11-15-2019 10:39 AM
We are encountering a strange problem and are having a very hard time finding the clue as why two seemingly unrelated things are having interactions, as I will explain.
We have an application where we are using both RPUs, the APU and the PL alltogether. The APU acts pretty much like a gateway for ethernet traffic and high level decisions and retreives images from a Basler USB3 camera using their Pylon 5 library and sends them over ethernet. The RPUs are interfacing custom PL axi peripherals.
When our system is fully running, we get a lot of this message in linux console :
[ 858.577889] xhci-hcd xhci-hcd.0.auto: WARN Cannot submit Set TR Deq Ptr [ 858.584495] xhci-hcd xhci-hcd.0.auto: A Set TR Deq Ptr command is pending.
and less often this one is interleaved :
[ 858.594917] xhci-hcd xhci-hcd.0.auto: bad transfer trb length 16384 in event trb
They are related to the USB3 controller in linux and more specificly the xhci driver. Our code running on the APU reports image grab fails.
It is hard to believe the linux xhci driver code is at fault given how mature it is.
Here are several things we noted while trying different scenarios :
- When no RPUs are running and with our APU code and the PL programmed with our bitstream. Our client software running on different computer linked by ethernet is getting all its images from the APU, at the frame rate requested. No warnings, no grab fails. Everything works fine alltogether.
- The RPUs have their Memory Protection Units enabled and carefully configured as to only allow access memory for their code and data, as well as the needed peripherals. All memory for USB controllers are explicitely blocked. We can pretty much rule out rogue RPU code accessing unwanted regions and messing up with the APU. This has been tested several times.
-We established a direct correlation between when the RPU processors are running our code, and when we have the messages and grab fails.
- When running simple 'hello world type' code on both RPUs, the image acquisition works fine. The problem is not related to the fact that RPUs are up and running. Since the USB0 w/ DMA is in the LPD domain as well as the RPUs, and the fact that they all go through the LPD Main Switch, we tried abusing the memory bandwith in our test code to see if the USB controller is choking in some form. No matter how much memory congestion we caused (with I and D cache disabled, looping infinitely accross megabytes of DDR doing memcopys), the image acquisition alongside was still holding on perfectly.

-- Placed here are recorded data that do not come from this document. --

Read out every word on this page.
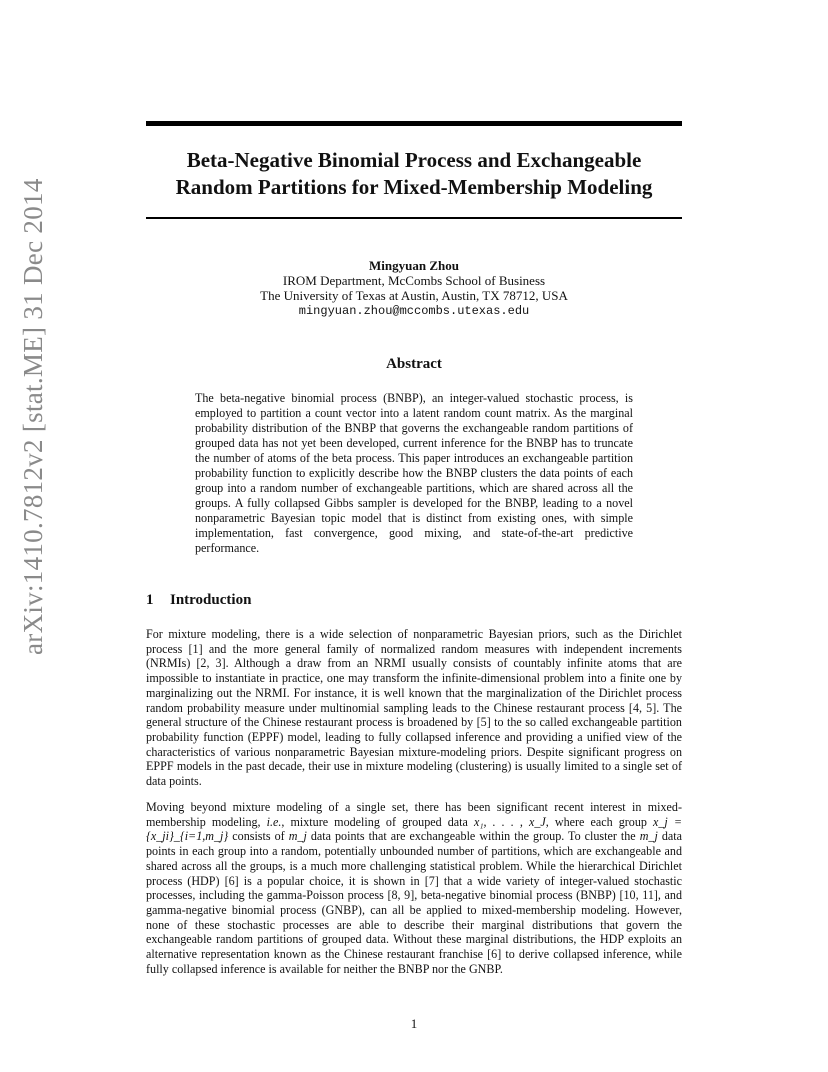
arXiv:1410.7812v2 [stat.ME] 31 Dec 2014
Beta-Negative Binomial Process and Exchangeable
Random Partitions for Mixed-Membership Modeling
Mingyuan Zhou
IROM Department, McCombs School of Business
The University of Texas at Austin, Austin, TX 78712, USA
mingyuan.zhou@mccombs.utexas.edu
Abstract

The beta-negative binomial process (BNBP), an integer-valued stochastic process, is employed to partition a count vector into a latent random count matrix. As the marginal probability distribution of the BNBP that governs the exchangeable random partitions of grouped data has not yet been developed, current inference for the BNBP has to truncate the number of atoms of the beta process. This paper introduces an exchangeable partition probability function to explicitly describe how the BNBP clusters the data points of each group into a random number of exchangeable partitions, which are shared across all the groups. A fully collapsed Gibbs sampler is developed for the BNBP, leading to a novel nonparametric Bayesian topic model that is distinct from existing ones, with simple implementation, fast convergence, good mixing, and state-of-the-art predictive performance.

1 Introduction

For mixture modeling, there is a wide selection of nonparametric Bayesian priors, such as the Dirichlet process [1] and the more general family of normalized random measures with independent increments (NRMIs) [2, 3]. Although a draw from an NRMI usually consists of countably infinite atoms that are impossible to instantiate in practice, one may transform the infinite-dimensional problem into a finite one by marginalizing out the NRMI. For instance, it is well known that the marginalization of the Dirichlet process random probability measure under multinomial sampling leads to the Chinese restaurant process [4, 5]. The general structure of the Chinese restaurant process is broadened by [5] to the so called exchangeable partition probability function (EPPF) model, leading to fully collapsed inference and providing a unified view of the characteristics of various nonparametric Bayesian mixture-modeling priors. Despite significant progress on EPPF models in the past decade, their use in mixture modeling (clustering) is usually limited to a single set of data points.

Moving beyond mixture modeling of a single set, there has been significant recent interest in mixed-membership modeling, i.e., mixture modeling of grouped data x₁, . . . , x_J, where each group x_j = {x_ji}_{i=1,m_j} consists of m_j data points that are exchangeable within the group. To cluster the m_j data points in each group into a random, potentially unbounded number of partitions, which are exchangeable and shared across all the groups, is a much more challenging statistical problem. While the hierarchical Dirichlet process (HDP) [6] is a popular choice, it is shown in [7] that a wide variety of integer-valued stochastic processes, including the gamma-Poisson process [8, 9], beta-negative binomial process (BNBP) [10, 11], and gamma-negative binomial process (GNBP), can all be applied to mixed-membership modeling. However, none of these stochastic processes are able to describe their marginal distributions that govern the exchangeable random partitions of grouped data. Without these marginal distributions, the HDP exploits an alternative representation known as the Chinese restaurant franchise [6] to derive collapsed inference, while fully collapsed inference is available for neither the BNBP nor the GNBP.

1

- We stripped down parts of our RPU code incrementaly to find out at which point the image acquisition starts to run without any problem. We found out that when RPU code makes access to the PL (through any master interface, be it the HPM0_LPD, HPM0_FPD or HPM1_FPD. We tested them all) then the buggy behavior starts to appear.
- The piece of code causing the bug (when at idle, waiting for events) was : At each second, fill some memory-mapped BRAM in the FPGA with status values. Nothing fancier.
- Turned out that with this 'feature' turned off, we have no problem whatsoever. BUT, as soon as we started to fully use the system, the bug would start to manifest itself again (because accesses to PL axi registers are made to our peripherals).
We cannot think of any reason as to why accessing the PL from the RPUs have any effect on the USB subsystem and the APU.
Thank you for any suggestions!
10-29-2020 03:31 AM
Hi Simon, we get the same error signature using a Basler USB3 camera too (Basler daA1600-60uc). Did you find the root cause ? We'd be highly interested if any !